Ellere ve hayvan postuna dikkat


Sağ alt köşedeki ellere dikkat


Taşların tepeleri insan başını simgeliyor, her bir grupta iki ana büyük taş ve etrafında 12 taş yer alıyor


 Kazı alanının az yukarısında yer alan bu mezarların kime ait olduğu bilinmiyor, yerel halk buraya gelip çaput bağlıyor, eh gidilen yeri yaşamak lazım di mi :))



Ofis insanı olmamdan mı yoksa buranın havasından mı kendimi çok hafiflemiş hissettim, sanki güneş ve rüzgar ruhumu temizledi... Bana bir sene önce yazdığım bir şiiri hatırlattı, resmin altında paylaşıyorumn.


Masam, üç tarafı duvarla çevrili bir yarım ada 
Masamdayım
Sanal zamanın modern temsilcisi olarak

Adamdayım
Hayallerimin peşisıra

Vakit öğütürken masamda
Adama kaçış anı bekliyorum sabırsızca
zaman öğütüp anılarla yaşam yoğururken masamda
zamansız bir adada hayal kuruyorum (sudak)

Burayı çok beğendim.
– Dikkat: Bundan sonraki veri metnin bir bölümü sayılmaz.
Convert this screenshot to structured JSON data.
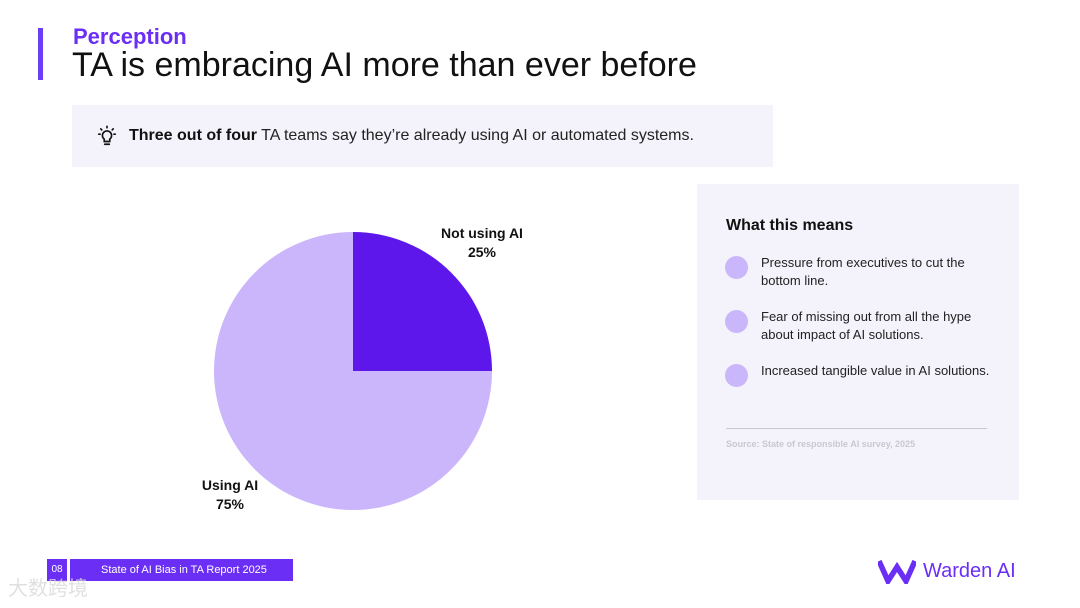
{
  "header": {
    "kicker": "Perception",
    "title": "TA is embracing AI more than ever before"
  },
  "callout": {
    "icon": "lightbulb-icon",
    "bold": "Three out of four",
    "rest": " TA teams say they’re already using AI or automated systems."
  },
  "chart_data": {
    "type": "pie",
    "title": "",
    "slices": [
      {
        "label": "Not using AI",
        "value": 25,
        "value_label": "25%",
        "color": "#5e17eb"
      },
      {
        "label": "Using AI",
        "value": 75,
        "value_label": "75%",
        "color": "#cbb6fc"
      }
    ],
    "legend": "none"
  },
  "panel": {
    "heading": "What this means",
    "items": [
      "Pressure from executives to cut the bottom line.",
      "Fear of missing out from all the hype about impact of AI solutions.",
      "Increased tangible value in AI solutions."
    ],
    "source": "Source: State of responsible AI survey, 2025"
  },
  "footer": {
    "page_number": "08",
    "report_title": "State of AI Bias in TA Report 2025"
  },
  "brand": {
    "name": "Warden AI",
    "color": "#6b2ef5"
  },
  "watermark": "大数跨境"
}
Yeni kazı alanlarının da açılması ve ortaya çıkmasıyla çok daha güzel bir yer olacağa benziyor. Bölge tarihinin ne kadar eskiye gittiğinin önemli bir kanıtı olan Göbekli Tepe mutlaka görülmesi gereken bir yer bence.

Göbekli Tepe'den ayrılma vakti. Daha Halepli Bahçe, Urfa Çarşısı ve güzel bir yemek bizi bekliyor:) Dönüş yolunda pamuk tarlarından kareler...
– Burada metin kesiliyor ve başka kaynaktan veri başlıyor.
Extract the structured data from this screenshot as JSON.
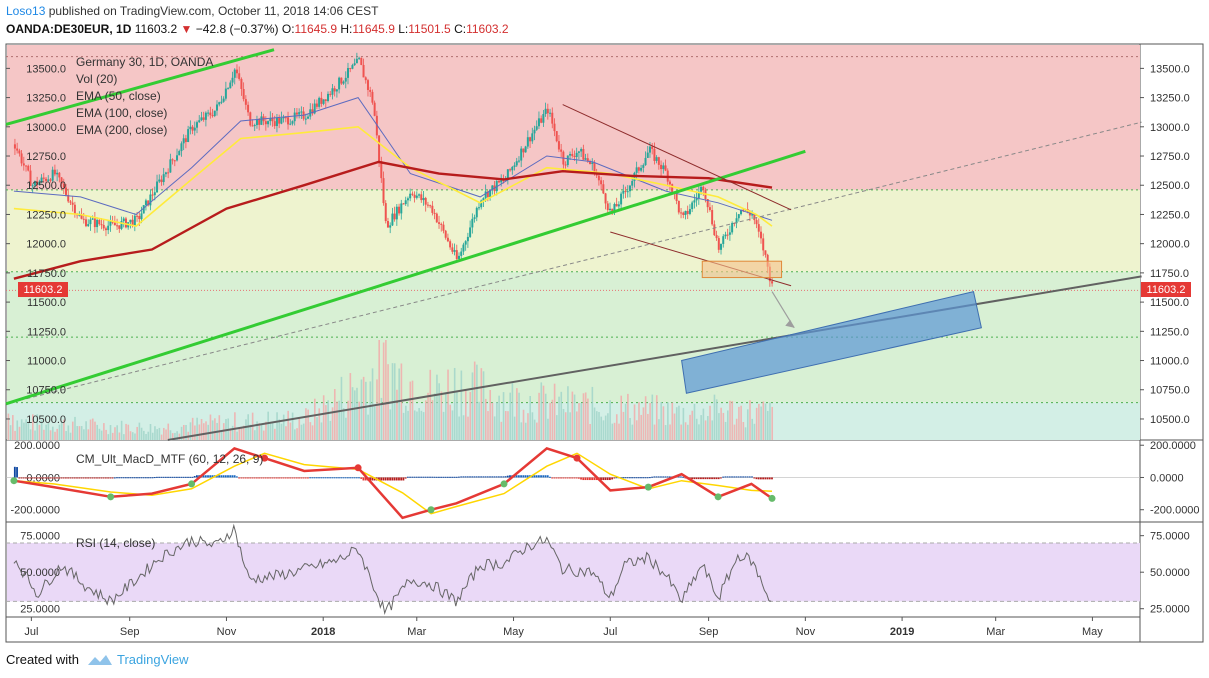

Halepli Bahçe, Urfa'daki yeni kazı alanlarından biri. Kazı alanında harika mozaikler ve henüz tam olarak ortaya çıkarılamamış bir hamam var. Mozaiklerin bir özelliği Amozon kadınlarının ve bir zencinin mozaiklerde yer alması.


Eve dikkat !!!


Antakya Arkeoloji Müzesinde de benzer bir mozaik vardı

İşte Amazon kadınları. Amazon kadınları, daha iyi ok atabilmek için sağ göğüslerini keserlermiş.
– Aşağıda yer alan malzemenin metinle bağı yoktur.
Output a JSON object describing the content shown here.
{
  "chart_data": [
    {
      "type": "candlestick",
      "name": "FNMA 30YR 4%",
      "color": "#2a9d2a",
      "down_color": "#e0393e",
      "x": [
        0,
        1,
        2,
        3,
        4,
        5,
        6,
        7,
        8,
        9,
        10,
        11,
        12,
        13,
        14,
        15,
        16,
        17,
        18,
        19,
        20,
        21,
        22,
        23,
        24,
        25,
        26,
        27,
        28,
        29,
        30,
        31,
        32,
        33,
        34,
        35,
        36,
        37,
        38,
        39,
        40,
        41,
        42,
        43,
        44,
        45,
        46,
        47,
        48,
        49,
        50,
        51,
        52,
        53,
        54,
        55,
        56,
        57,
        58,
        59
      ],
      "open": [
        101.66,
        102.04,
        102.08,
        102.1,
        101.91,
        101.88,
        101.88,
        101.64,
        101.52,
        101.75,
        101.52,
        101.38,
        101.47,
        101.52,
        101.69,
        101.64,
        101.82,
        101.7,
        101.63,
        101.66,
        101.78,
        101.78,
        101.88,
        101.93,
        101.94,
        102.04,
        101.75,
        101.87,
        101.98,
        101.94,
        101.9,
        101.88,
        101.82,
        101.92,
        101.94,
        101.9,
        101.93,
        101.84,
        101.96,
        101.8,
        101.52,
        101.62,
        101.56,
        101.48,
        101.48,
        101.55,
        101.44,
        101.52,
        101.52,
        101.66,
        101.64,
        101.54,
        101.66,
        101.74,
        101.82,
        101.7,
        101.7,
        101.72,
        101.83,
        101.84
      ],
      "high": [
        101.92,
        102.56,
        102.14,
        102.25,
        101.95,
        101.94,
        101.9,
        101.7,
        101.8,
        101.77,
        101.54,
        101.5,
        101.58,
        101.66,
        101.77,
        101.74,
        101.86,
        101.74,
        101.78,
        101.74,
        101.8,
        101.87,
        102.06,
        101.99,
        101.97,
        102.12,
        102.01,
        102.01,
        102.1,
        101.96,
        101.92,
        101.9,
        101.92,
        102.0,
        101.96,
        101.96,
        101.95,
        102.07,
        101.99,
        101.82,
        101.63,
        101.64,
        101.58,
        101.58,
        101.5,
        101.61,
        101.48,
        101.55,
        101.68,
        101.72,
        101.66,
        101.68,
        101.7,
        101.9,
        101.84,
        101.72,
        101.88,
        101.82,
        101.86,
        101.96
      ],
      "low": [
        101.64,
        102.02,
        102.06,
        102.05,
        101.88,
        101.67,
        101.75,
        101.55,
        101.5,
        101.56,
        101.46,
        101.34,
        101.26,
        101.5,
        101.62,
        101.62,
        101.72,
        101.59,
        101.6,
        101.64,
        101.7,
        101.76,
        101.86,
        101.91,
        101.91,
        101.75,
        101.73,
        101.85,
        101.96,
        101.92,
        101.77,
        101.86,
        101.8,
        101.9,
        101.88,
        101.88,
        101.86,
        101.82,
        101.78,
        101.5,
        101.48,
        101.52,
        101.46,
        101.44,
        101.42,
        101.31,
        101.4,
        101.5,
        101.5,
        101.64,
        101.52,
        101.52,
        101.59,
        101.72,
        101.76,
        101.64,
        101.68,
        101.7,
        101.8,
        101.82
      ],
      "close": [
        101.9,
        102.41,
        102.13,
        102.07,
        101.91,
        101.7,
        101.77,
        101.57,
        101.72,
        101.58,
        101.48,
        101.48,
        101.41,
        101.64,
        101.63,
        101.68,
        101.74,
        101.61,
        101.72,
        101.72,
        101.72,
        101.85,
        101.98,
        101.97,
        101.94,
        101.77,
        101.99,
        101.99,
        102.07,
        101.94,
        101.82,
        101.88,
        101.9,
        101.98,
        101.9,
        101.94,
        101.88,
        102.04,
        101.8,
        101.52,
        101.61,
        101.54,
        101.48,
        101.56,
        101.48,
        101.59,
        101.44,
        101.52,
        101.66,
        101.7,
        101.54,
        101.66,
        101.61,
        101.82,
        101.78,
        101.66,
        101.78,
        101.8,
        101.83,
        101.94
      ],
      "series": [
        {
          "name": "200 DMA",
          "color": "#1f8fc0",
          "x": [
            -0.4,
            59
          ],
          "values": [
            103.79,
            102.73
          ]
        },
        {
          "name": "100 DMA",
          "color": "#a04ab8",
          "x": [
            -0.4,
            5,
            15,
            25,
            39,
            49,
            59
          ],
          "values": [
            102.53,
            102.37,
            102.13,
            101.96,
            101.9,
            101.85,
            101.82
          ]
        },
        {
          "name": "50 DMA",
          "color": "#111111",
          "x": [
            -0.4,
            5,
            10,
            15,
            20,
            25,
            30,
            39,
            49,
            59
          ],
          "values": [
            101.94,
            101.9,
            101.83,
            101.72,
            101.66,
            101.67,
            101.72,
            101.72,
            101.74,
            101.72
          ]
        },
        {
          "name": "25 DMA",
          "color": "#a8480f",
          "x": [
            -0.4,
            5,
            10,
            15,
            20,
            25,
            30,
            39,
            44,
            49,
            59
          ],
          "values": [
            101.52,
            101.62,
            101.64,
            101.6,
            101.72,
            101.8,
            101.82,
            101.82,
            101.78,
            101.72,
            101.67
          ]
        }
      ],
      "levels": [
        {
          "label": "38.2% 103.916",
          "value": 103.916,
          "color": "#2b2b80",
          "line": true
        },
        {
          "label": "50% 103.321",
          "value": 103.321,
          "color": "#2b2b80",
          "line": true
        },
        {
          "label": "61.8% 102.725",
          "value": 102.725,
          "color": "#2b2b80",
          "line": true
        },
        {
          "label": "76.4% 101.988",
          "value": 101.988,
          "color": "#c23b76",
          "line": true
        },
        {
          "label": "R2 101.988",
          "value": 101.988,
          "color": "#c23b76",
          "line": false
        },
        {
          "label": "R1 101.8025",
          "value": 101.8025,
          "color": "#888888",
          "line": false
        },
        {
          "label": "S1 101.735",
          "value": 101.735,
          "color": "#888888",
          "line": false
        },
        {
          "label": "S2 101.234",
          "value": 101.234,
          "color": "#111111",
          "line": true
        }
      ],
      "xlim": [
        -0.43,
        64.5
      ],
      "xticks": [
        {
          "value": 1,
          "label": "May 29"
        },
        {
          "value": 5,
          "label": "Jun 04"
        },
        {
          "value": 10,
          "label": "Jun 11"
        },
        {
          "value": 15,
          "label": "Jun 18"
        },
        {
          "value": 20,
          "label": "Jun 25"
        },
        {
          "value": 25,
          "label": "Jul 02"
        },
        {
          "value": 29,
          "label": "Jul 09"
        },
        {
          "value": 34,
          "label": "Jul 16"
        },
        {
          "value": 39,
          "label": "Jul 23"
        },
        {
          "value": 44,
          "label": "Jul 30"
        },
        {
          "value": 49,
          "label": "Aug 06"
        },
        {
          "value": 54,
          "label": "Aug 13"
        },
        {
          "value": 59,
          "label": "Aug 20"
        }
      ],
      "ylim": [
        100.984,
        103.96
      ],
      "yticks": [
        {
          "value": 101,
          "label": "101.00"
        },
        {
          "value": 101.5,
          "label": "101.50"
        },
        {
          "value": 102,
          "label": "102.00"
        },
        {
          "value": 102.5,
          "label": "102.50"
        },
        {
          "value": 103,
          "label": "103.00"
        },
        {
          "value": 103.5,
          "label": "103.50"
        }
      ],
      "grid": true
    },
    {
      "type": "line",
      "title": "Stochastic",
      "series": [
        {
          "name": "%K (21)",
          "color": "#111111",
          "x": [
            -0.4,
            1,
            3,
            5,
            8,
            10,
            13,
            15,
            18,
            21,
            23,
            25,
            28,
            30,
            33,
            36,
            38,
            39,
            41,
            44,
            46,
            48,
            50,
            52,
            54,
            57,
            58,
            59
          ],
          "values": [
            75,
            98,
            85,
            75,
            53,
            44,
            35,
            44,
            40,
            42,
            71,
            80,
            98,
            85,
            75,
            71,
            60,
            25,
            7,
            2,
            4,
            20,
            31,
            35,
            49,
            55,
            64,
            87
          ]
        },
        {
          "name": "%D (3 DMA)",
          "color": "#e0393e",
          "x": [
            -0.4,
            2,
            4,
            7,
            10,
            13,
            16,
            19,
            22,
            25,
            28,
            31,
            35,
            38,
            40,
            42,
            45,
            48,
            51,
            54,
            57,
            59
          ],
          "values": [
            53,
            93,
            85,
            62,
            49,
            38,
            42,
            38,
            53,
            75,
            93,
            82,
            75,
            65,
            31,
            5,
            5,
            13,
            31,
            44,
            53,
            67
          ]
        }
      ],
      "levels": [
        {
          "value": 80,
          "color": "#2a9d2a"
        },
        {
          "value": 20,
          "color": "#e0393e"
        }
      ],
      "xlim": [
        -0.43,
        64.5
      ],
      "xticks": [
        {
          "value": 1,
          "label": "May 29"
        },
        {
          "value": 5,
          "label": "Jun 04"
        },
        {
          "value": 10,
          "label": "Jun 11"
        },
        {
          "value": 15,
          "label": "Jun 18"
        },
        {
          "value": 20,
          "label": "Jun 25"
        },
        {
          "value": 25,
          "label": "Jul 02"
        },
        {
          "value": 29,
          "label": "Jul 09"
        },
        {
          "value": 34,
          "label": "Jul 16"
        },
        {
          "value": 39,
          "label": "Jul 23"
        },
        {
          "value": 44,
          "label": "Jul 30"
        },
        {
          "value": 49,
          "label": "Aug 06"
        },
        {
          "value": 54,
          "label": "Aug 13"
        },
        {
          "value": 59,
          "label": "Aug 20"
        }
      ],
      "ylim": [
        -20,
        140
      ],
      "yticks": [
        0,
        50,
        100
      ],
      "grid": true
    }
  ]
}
Urfa Belediye Başkanı Dr. Ahmet Eşref Fakıbaba Urfaya gönül vermiş, Urfayı turizm merkezi yapmak için büyük çaba sarf eden biri. Halepli Bahçe kazıları, Göbekli Tepe'ye verilen destek, Balıklı Gölün etrafının iyi bir görünüme kavuşturulması, şehrin tüm sokaklarının temizlenmesi bu çabalardan bazıları. Bir de Halepli Bahçe'nin karşısında yer alan ve eski dönem mağralarının turizme kavuşturma çabası var ki bittiğinde harika bir alan olacağa benziyor.




Bölgenin kamulaştırılmasının ardından kazılar başlamış. Yukarıdaki fotoğrafta tepedeki iki ev arasındaki mağaralar eski dönemlere ait. Kazıların en kısa sürede tamamlanarak buranın turizme açılması planlanıyor.

Halepli bahçenin ardından Balıklı Gölün etrafında kısa bir tur yapıp kadınların en çok sevdiği işlerden takı alımı kısmına geçiyoruz. Ayşegül ve Ege, Ben Hakan Gümüşçülük'te pazarlık yaparken beni terketmedilerse bir daha bırakmazlar sanırım :))  


Egecim ne güzel çıkmışsın
Karşıdaki yerler taziye evi. Mardin, Midyat taraflarında da gördük. Doğu ve Güney Doğuda taziyeler bir hafta kadar sürermiş. Günün şartları işin içine girince bu iş madden ve manen insanları zorlamaya balaşlamış ve taziyeler, kiralanan bu taziye evlerinde kabul edilmeye başlanmış.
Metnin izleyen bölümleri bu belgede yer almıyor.